Troubleshooting Video Generation

Common reasons video generation can fail or pause, and what to check before trying again.

Troubleshooting video generation help article screenshot
01

Check plan limits first

If video generation is blocked before it starts, the most common reason is that your current plan allowance has been reached. ContentGenia may ask you to upgrade if you have used your monthly video count, total video seconds, or the requested video is longer than your plan supports.

This is usually the fastest thing to verify because it can stop a generation before any other part of the workflow matters.

Best practice: if you are near a limit, decide whether to shorten the video, regenerate only a necessary scene, or move to a plan with more room before retrying repeatedly.

02

Make sure the project is ready

A video project may still be preparing supporting assets before generation can complete cleanly. If seed images were just uploaded or you recently changed creative inputs, give the project a moment to finish processing before trying again.

This is especially important after changing images, references, or other visual inputs, because the project may still be catching up to those updates.

Best practice: wait briefly after a major change instead of clicking through repeated retries immediately.

03

Use clear visual inputs

When a video does not come out as expected, the next thing to review is the visual guidance you supplied. Clear seed images and focused creative direction usually lead to more reliable results than mixed or conflicting inputs.

Genia performs best when the visual signals point toward one coherent result. If the references or directions disagree with each other, the output often becomes less predictable.

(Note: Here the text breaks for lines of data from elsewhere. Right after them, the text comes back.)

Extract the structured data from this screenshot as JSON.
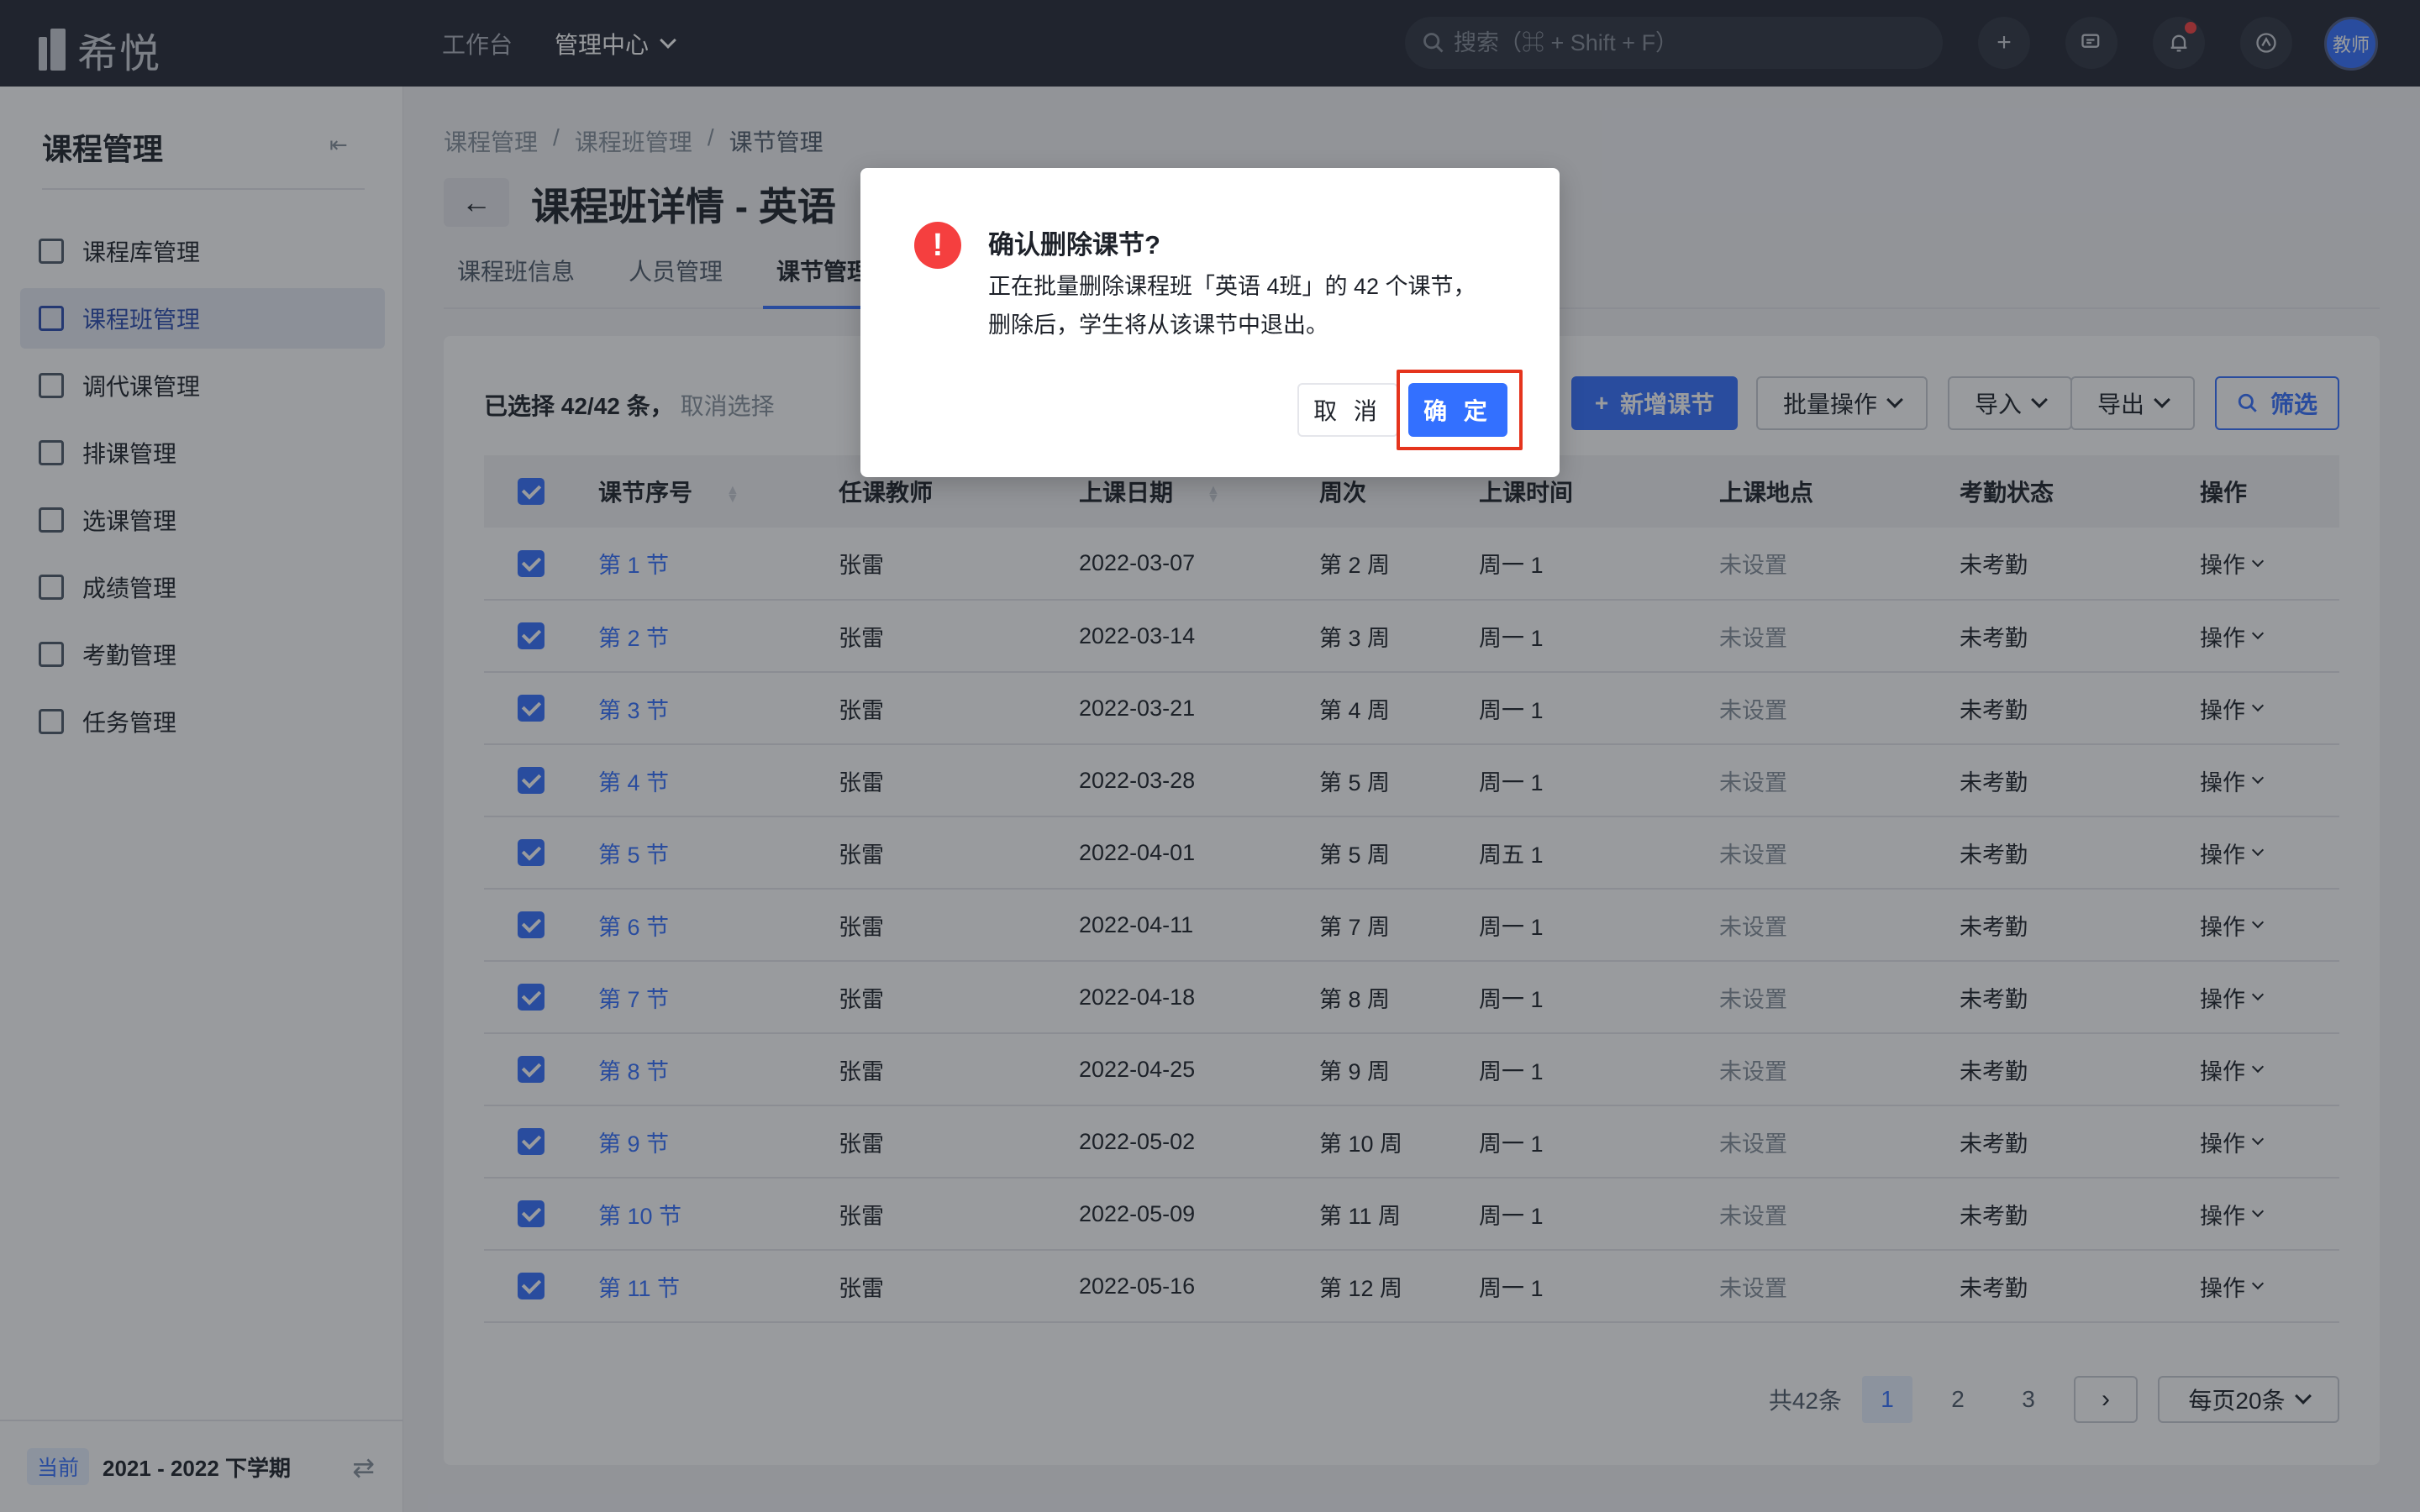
{
  "app": {
    "logo_text": "希悦"
  },
  "topnav": {
    "items": [
      {
        "label": "工作台"
      },
      {
        "label": "管理中心"
      }
    ]
  },
  "search": {
    "placeholder": "搜索（⌘ + Shift + F）"
  },
  "topbar_icons": [
    "plus-icon",
    "message-icon",
    "bell-icon",
    "app-icon"
  ],
  "user": {
    "avatar_label": "教师"
  },
  "sidebar": {
    "title": "课程管理",
    "items": [
      {
        "label": "课程库管理",
        "icon": "course-library-icon",
        "active": false
      },
      {
        "label": "课程班管理",
        "icon": "class-icon",
        "active": true
      },
      {
        "label": "调代课管理",
        "icon": "substitute-icon",
        "active": false
      },
      {
        "label": "排课管理",
        "icon": "schedule-icon",
        "active": false
      },
      {
        "label": "选课管理",
        "icon": "select-course-icon",
        "active": false
      },
      {
        "label": "成绩管理",
        "icon": "grade-icon",
        "active": false
      },
      {
        "label": "考勤管理",
        "icon": "attendance-icon",
        "active": false
      },
      {
        "label": "任务管理",
        "icon": "task-icon",
        "active": false
      }
    ],
    "footer": {
      "badge": "当前",
      "term": "2021 - 2022 下学期"
    }
  },
  "breadcrumb": [
    "课程管理",
    "/",
    "课程班管理",
    "/",
    "课节管理"
  ],
  "page": {
    "title": "课程班详情 - 英语"
  },
  "tabs": [
    "课程班信息",
    "人员管理",
    "课节管理"
  ],
  "toolbar": {
    "selection": "已选择 42/42 条，",
    "cancel_selection": "取消选择",
    "add": "新增课节",
    "batch": "批量操作",
    "import": "导入",
    "export": "导出",
    "filter": "筛选"
  },
  "table": {
    "columns": [
      "课节序号",
      "任课教师",
      "上课日期",
      "周次",
      "上课时间",
      "上课地点",
      "考勤状态",
      "操作"
    ],
    "rows": [
      {
        "seq": "第 1 节",
        "teacher": "张雷",
        "date": "2022-03-07",
        "week": "第 2 周",
        "time": "周一 1",
        "place": "未设置",
        "status": "未考勤",
        "op": "操作"
      },
      {
        "seq": "第 2 节",
        "teacher": "张雷",
        "date": "2022-03-14",
        "week": "第 3 周",
        "time": "周一 1",
        "place": "未设置",
        "status": "未考勤",
        "op": "操作"
      },
      {
        "seq": "第 3 节",
        "teacher": "张雷",
        "date": "2022-03-21",
        "week": "第 4 周",
        "time": "周一 1",
        "place": "未设置",
        "status": "未考勤",
        "op": "操作"
      },
      {
        "seq": "第 4 节",
        "teacher": "张雷",
        "date": "2022-03-28",
        "week": "第 5 周",
        "time": "周一 1",
        "place": "未设置",
        "status": "未考勤",
        "op": "操作"
      },
      {
        "seq": "第 5 节",
        "teacher": "张雷",
        "date": "2022-04-01",
        "week": "第 5 周",
        "time": "周五 1",
        "place": "未设置",
        "status": "未考勤",
        "op": "操作"
      },
      {
        "seq": "第 6 节",
        "teacher": "张雷",
        "date": "2022-04-11",
        "week": "第 7 周",
        "time": "周一 1",
        "place": "未设置",
        "status": "未考勤",
        "op": "操作"
      },
      {
        "seq": "第 7 节",
        "teacher": "张雷",
        "date": "2022-04-18",
        "week": "第 8 周",
        "time": "周一 1",
        "place": "未设置",
        "status": "未考勤",
        "op": "操作"
      },
      {
        "seq": "第 8 节",
        "teacher": "张雷",
        "date": "2022-04-25",
        "week": "第 9 周",
        "time": "周一 1",
        "place": "未设置",
        "status": "未考勤",
        "op": "操作"
      },
      {
        "seq": "第 9 节",
        "teacher": "张雷",
        "date": "2022-05-02",
        "week": "第 10 周",
        "time": "周一 1",
        "place": "未设置",
        "status": "未考勤",
        "op": "操作"
      },
      {
        "seq": "第 10 节",
        "teacher": "张雷",
        "date": "2022-05-09",
        "week": "第 11 周",
        "time": "周一 1",
        "place": "未设置",
        "status": "未考勤",
        "op": "操作"
      },
      {
        "seq": "第 11 节",
        "teacher": "张雷",
        "date": "2022-05-16",
        "week": "第 12 周",
        "time": "周一 1",
        "place": "未设置",
        "status": "未考勤",
        "op": "操作"
      }
    ]
  },
  "pagination": {
    "total": "共42条",
    "pages": [
      "1",
      "2",
      "3"
    ],
    "current": "1",
    "page_size": "每页20条"
  },
  "dialog": {
    "title": "确认删除课节?",
    "body_line1": "正在批量删除课程班「英语 4班」的 42 个课节，",
    "body_line2": "删除后，学生将从该课节中退出。",
    "cancel": "取 消",
    "confirm": "确 定"
  },
  "colors": {
    "primary": "#3370ff",
    "danger": "#f53f3f",
    "topbar": "#232733",
    "highlight": "#e5341d"
  }
}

Best practice: simplify first. Remove conflicting references, tighten the look you want, and then try again with cleaner guidance.

04

What to try next

Once you rule out limits and asset readiness, the next best move is usually a targeted retry. The goal is to change the smallest thing most likely to improve the result, instead of restarting the entire workflow blindly.

  • 1Confirm the requested video length is supported by your current plan. Best practice: check this first before making creative changes.
  • 2Wait for recent uploads or asset updates to finish processing, then try again. Best practice: let the project settle after changes so you are retrying against the latest inputs.
  • 3Replace weak or mismatched seed images with clearer references. Best practice: use images that directly match the subject or look you want to improve.
  • 4Simplify the creative direction if it feels too broad or visually mixed. Best practice: narrow the goal to one clear visual style.
  • 5If only one part of the video is weak, regenerate the specific scene instead of restarting the entire project. Best practice: use scene-level refinement to save time and allowance.
  • 6If the issue continues after a retry, contact support and include the project or video page you were working from. Best practice: include what you changed so the issue is easier to diagnose.